A corrida pelo Governo de Minas em 2026 já puxou os bastidores para o centro do palco. E, por isso, nomes de composição viraram obsessão política. Nesse tabuleiro, o presidente da Assembleia – ALMG, Tadeu Leite, aparece como um dos mais lembrados para encaixe em chapas – Segundo uma fonte do Divinews, com proximidade direta com Cleitinho Azevedo, Tadeuzinho lidera a lista de preferidos para compor com o senador. As informações ficam no terreno dos bastidores, sem confirmação oficial, porém ganha peso a cada dia, pela recorrência do tema em Minas.
O “sim” que vale ouro
A mesma fonte descreve um obstáculo central. Tadeuzinho teria preferência por uma cadeira de conselheiro no Tribunal de Contas. O TCE-MG tem 7 conselheiros, e a ALMG pode indicar quatro nomes. Já o Governador Zema indica três, com aprovação da própria Assembleia. Além disso, a regra exige vagas específicas na cota do Executivo. Assim, entram indicações que passam por carreira técnica e pelo Ministério Público de Contas. Por isso, a cadeira no TCE não vira apenas “cargo”. Ela vira proteção institucional, influência e poder de veto indireto sobre gestões e contratos.
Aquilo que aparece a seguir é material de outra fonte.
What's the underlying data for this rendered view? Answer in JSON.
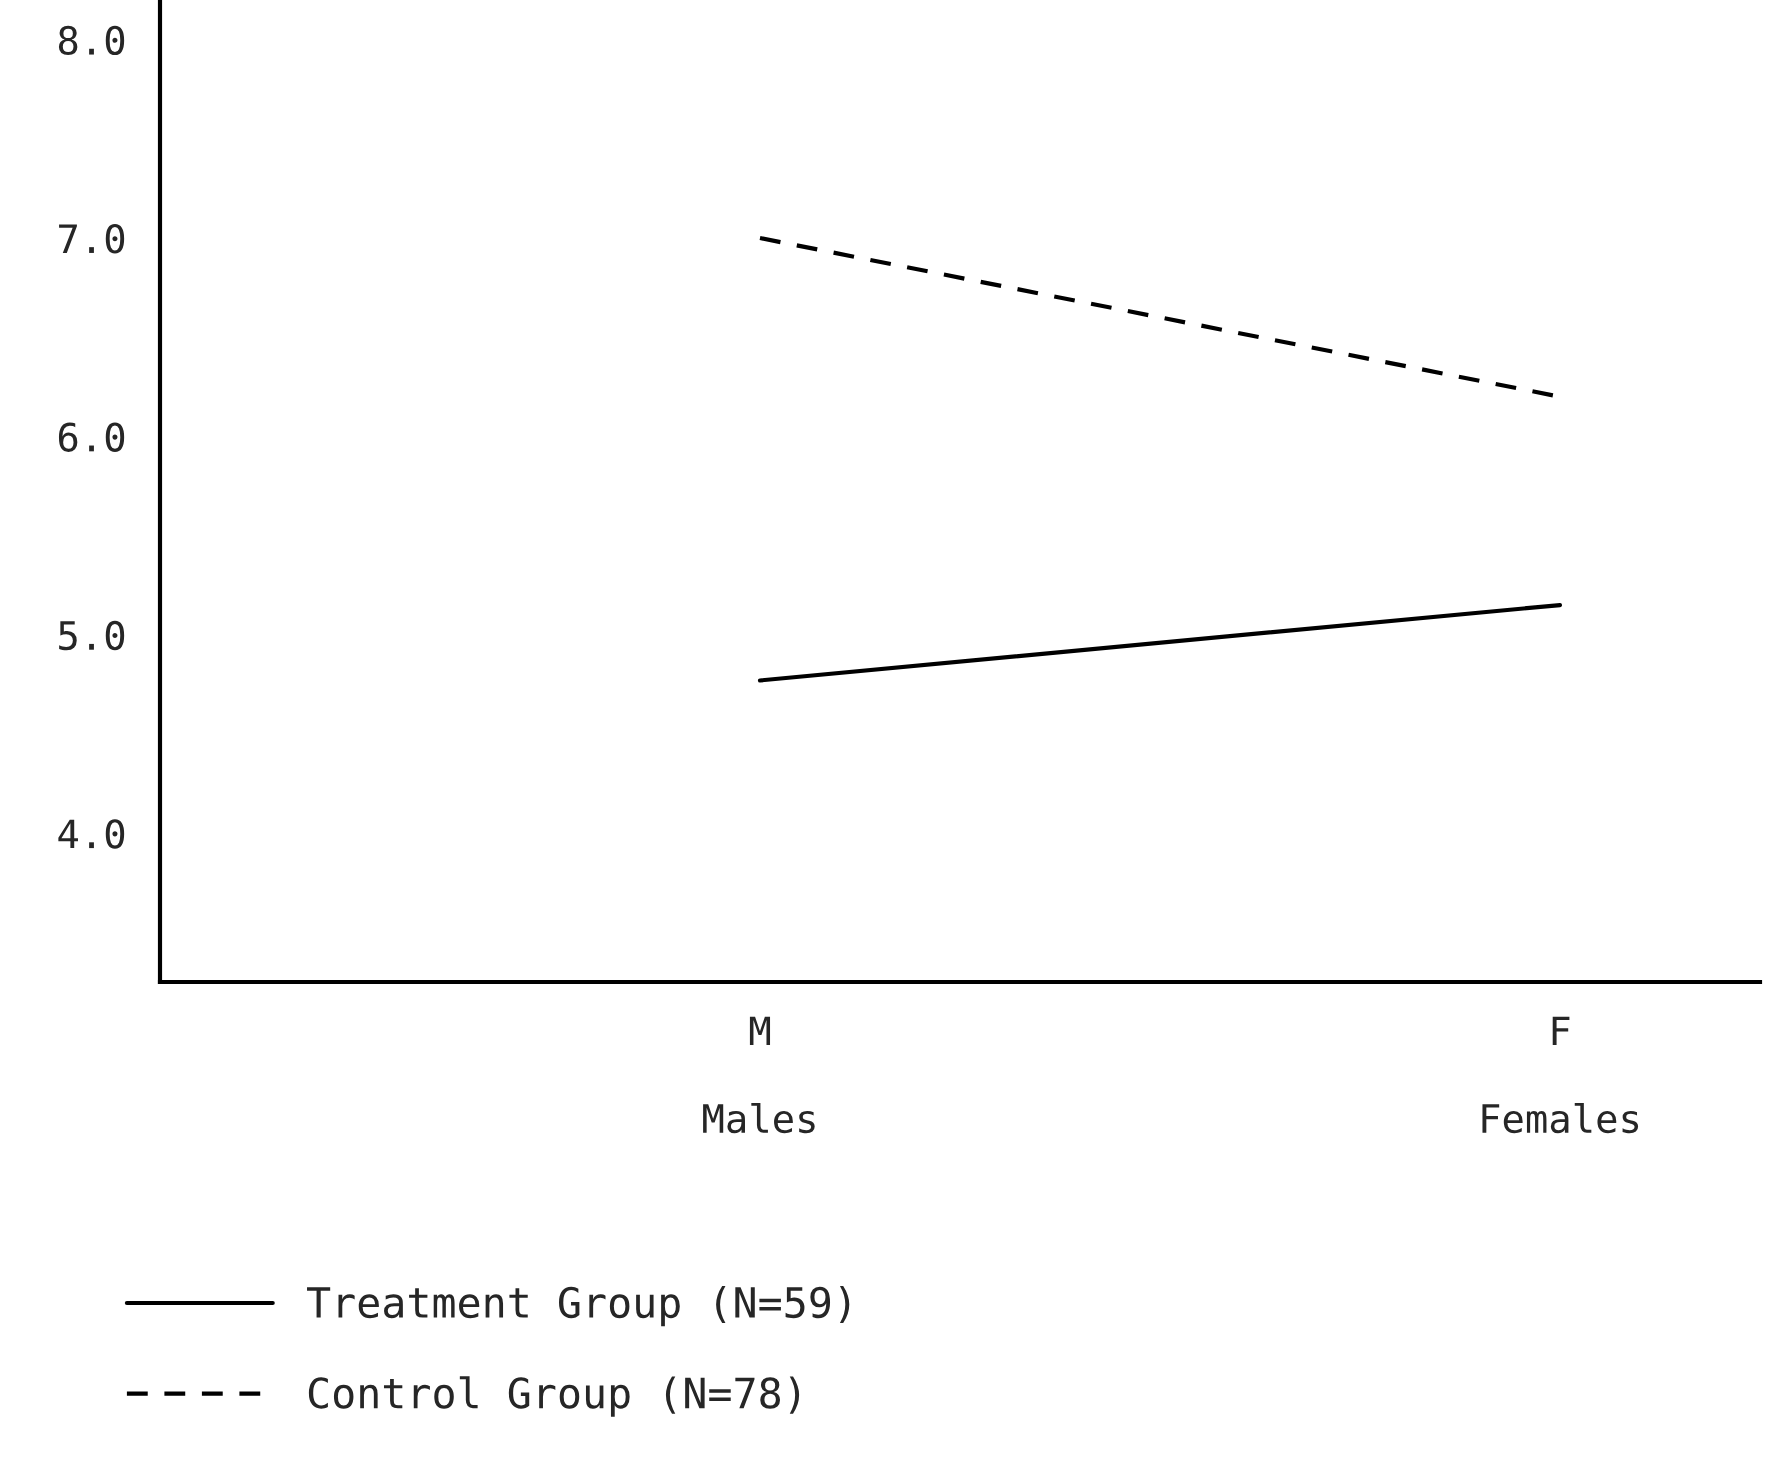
{
  "chart_data": {
    "type": "line",
    "categories": [
      "M\n\nMales",
      "F\n\nFemales"
    ],
    "series": [
      {
        "name": "Treatment Group (N=59)",
        "color": "#000000",
        "line_style": "solid",
        "values": [
          4.77,
          5.15
        ]
      },
      {
        "name": "Control Group (N=78)",
        "color": "#000000",
        "line_style": "dashed",
        "values": [
          7.0,
          6.2
        ]
      }
    ],
    "ylim": [
      3.25,
      8.2
    ],
    "yticks": [
      {
        "value": 4,
        "label": "4.0"
      },
      {
        "value": 5,
        "label": "5.0"
      },
      {
        "value": 6,
        "label": "6.0"
      },
      {
        "value": 7,
        "label": "7.0"
      },
      {
        "value": 8,
        "label": "8.0"
      }
    ],
    "grid": false,
    "legend": "bottom left"
  }
}
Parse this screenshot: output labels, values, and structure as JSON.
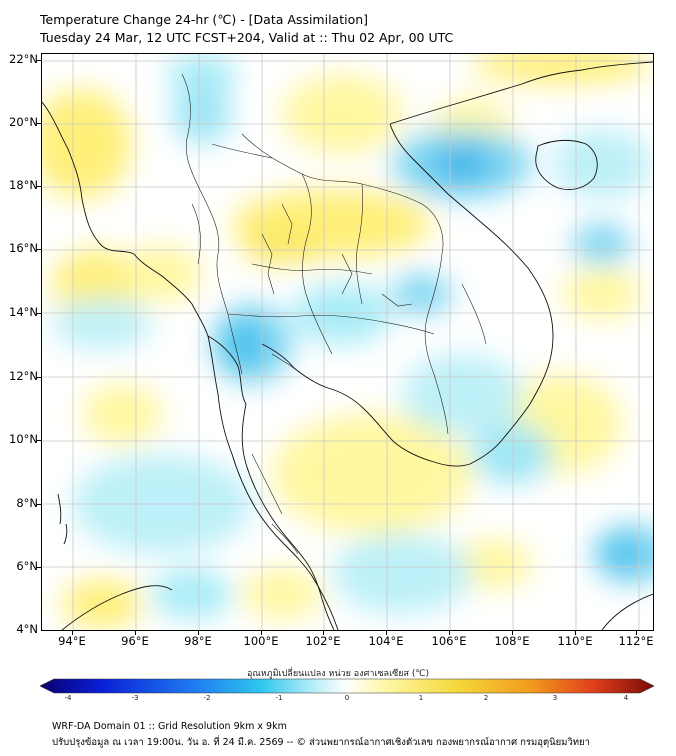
{
  "title_line1": "Temperature Change 24-hr (℃) - [Data Assimilation]",
  "title_line2": "Tuesday 24 Mar, 12 UTC FCST+204, Valid at :: Thu 02 Apr, 00 UTC",
  "map": {
    "lon_range": [
      93.0,
      112.5
    ],
    "lat_range": [
      4.0,
      22.2
    ],
    "lat_labels": [
      "22°N",
      "20°N",
      "18°N",
      "16°N",
      "14°N",
      "12°N",
      "10°N",
      "8°N",
      "6°N",
      "4°N"
    ],
    "lat_values": [
      22,
      20,
      18,
      16,
      14,
      12,
      10,
      8,
      6,
      4
    ],
    "lon_labels": [
      "94°E",
      "96°E",
      "98°E",
      "100°E",
      "102°E",
      "104°E",
      "106°E",
      "108°E",
      "110°E",
      "112°E"
    ],
    "lon_values": [
      94,
      96,
      98,
      100,
      102,
      104,
      106,
      108,
      110,
      112
    ],
    "grid": true
  },
  "colorbar": {
    "label": "อุณหภูมิเปลี่ยนแปลง หน่วย องศาเซลเซียส (℃)",
    "ticks": [
      "-4",
      "-3",
      "-2",
      "-1",
      "0",
      "1",
      "2",
      "3",
      "4"
    ],
    "range": [
      -4,
      4
    ],
    "colors": [
      "#08006e",
      "#0a1fd6",
      "#1f7bf0",
      "#2fc6ee",
      "#9fe6f5",
      "#ffffff",
      "#fff8a8",
      "#f4d83a",
      "#f29a1e",
      "#e0401a",
      "#7a0a0a"
    ]
  },
  "footer_line1": "WRF-DA Domain 01 :: Grid Resolution 9km x 9km",
  "footer_line2": "ปรับปรุงข้อมูล ณ เวลา 19:00น. วัน อ. ที่ 24 มี.ค. 2569 -- © ส่วนพยากรณ์อากาศเชิงตัวเลข กองพยากรณ์อากาศ กรมอุตุนิยมวิทยา"
}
Cleitinho insiste e trata Tadeuzinho como prioridade
A fonte diz que Cleitinho ainda não soltou mão do plano principal. Ao mesmo tempo, admite que “muita água vai rolar” até a definição final. No plano público, o senador mantém a porta entreaberta. Ele diz que só decide em março, após medir cenário e custo político. Mesmo assim, o bastidor empurra outro recado. A fonte afirma que, hoje, não existe nada que faça Cleitinho desistir da disputa. Esse roteiro lembra sua eleição ao Senado. Na época, Cleitinho enfrentou pressão, segurou a candidatura e chegou ao mandato, segundo registros públicos sobre a trajetória política.
O plano B cresce e o municipalismo entra na mesa
Ainda conforme a fonte, Cleitinho vê com bons olhos outros nomes. Entre eles, aparece Luís Eduardo Falcão, prefeito de Patos de Minas e presidente da Associação Mineira de Municipios – Falcão assumiu a AMM para o triênio 2025–2028. Assim, ganhou capilaridade em centenas de prefeituras e ampliou presença estadual. Portanto, o plano B não surge por acaso. Ele conversa com o sentimento municipalista e com a necessidade de palanque fora da Região Metropolitana.
Tadeuzinho no centro do fogo
Tadeuzinho ocupa a presidência da Assembleia e cumpre novo biênio no comando da Casa. Por isso, concentra holofotes e pressões cruzadas. Quando o nome entra em composição de chapa, ele vira alvo de cobranças públicas e privadas. Ao mesmo tempo, ele vira objeto de disputa silenciosa. Além disso, a hipótese do TCE-MG mexe com o coração do poder em Minas. Afinal, a escolha passa por articulação e por votos dentro do próprio sistema político.
O que já dá para cravar e o que segue no escuro
Até sexta-feira (23), Cleitinho que já anunciou sua intenção de pré-candidatura ao governo. Contudo existem resistências e fazem movimentos para que ele desista. Fato é que, qualquer chapa segue como cenário, não como fato fechado. Ao mesmo tempo, o bastidor já trabalha com preferências e com recados duros. Assim, o jogo real começa antes do calendário oficial. Se Tadeuzinho escolher a política eleitoral, ele que já está na vitrine, será mais cobiçado ainda. Porém, se escolher o TCE, ele troca as urnas por bastidores, com efeitos de longo prazo.